Video Active – European Television Heritage online
By Johan Oomen - Netherlands Institute for Sound and Vision, The Netherlands; Vassilis Tzouvaras - National Technical University of Athens, Greece and Marco Rendina - Cinecittà Luce, Italy
Only a few percent of the many millions of hours of archived audiovisual material can be found online, but before audiovisual archives can set up meaningful online services, they must overcome obstacles in intellectual property management, digitisation technologies, metadata standardisation, and source presentation.
Video Active aims to address these challenges to create multilingual access to Europe’s television heritage, providing access to a balanced collection of thousands of videos from 14 archives across Europe, each selected to reflect the cultural and historical similarities and differences of television across the European Union. Complementing this archive is a set of well-defined contextual metadata, allowing the portal to support textual search modes as well as faceted, thematic and timeline-based browsing.
Video Active uses Semantic Web technologies to provide expressive representation of its metadata, mapping heterogeneous metadata schema in the common Video Active schema, sophisticated query services, and interactive presentation modes. Video Active is thus fully compliant with the interoperability specifications of Europeana, the EU’s massive digital library, due to launch in 2010 with links to 10 million cultural items.

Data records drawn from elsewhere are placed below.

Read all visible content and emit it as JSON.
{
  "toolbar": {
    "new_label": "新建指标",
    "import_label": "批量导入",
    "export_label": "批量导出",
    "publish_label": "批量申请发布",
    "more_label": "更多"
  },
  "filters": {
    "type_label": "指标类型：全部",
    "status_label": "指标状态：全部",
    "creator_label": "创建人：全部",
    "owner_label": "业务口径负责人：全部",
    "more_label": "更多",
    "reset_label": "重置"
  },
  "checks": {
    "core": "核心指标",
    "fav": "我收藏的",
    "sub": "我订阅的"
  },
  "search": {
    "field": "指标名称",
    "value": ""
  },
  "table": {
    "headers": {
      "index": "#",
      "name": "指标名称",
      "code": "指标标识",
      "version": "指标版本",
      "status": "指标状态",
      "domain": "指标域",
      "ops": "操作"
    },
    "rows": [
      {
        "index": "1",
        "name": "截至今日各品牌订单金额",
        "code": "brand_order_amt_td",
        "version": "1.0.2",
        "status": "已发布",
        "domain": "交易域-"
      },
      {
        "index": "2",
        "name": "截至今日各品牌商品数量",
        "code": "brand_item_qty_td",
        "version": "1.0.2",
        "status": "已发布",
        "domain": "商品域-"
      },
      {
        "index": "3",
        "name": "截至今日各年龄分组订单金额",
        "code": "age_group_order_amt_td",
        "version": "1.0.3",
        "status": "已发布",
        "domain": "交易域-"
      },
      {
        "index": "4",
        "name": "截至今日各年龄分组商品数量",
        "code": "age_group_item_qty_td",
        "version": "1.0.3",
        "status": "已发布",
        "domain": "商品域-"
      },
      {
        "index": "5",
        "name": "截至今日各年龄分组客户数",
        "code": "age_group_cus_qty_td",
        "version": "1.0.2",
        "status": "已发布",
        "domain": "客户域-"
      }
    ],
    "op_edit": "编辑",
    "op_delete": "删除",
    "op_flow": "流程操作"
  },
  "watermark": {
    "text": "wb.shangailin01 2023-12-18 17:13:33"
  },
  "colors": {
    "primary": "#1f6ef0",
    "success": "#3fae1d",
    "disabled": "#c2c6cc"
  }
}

Defining user requirements
Video Active worked to understand user requirements to ensure user satisfaction and revisits, using surveys, interviews, usability tests and desk research to help define its technical specifications and architecture. The excellence of the portal was acknowledged during the 2009 Museums and the Web conference, where Video Active won the Best of the Web award.
High level architecture
The Video Active system comprises various modules that manage its entire workflow, including annotating and uploading material, transcoding material, extracting keyframes, and storing and searching for metadata. Each module exploits semantic web technologies, enabling automation, sophisticated query services (based on the SPARQL standard) and semantic interoperability with other digital archives. The metadata are represented using the Resource Description Framework (RDF) and the Simple Knowledge Organizational System (SKOS), and are stored in the Sesame semantic metadata repository. This use of semantic web technologies enables light reasoning services (the use of implicit knowledge through subsumption and equivalence relations), merging/aligning metadata from heterogeneous sources, and sophisticated query facilities using the SPARQL RDF query language. Relational databases and full-text search technologies have also been used where semantic processing is not required. The Video Active metadata are public and can be harvested using OAI-MPH technology.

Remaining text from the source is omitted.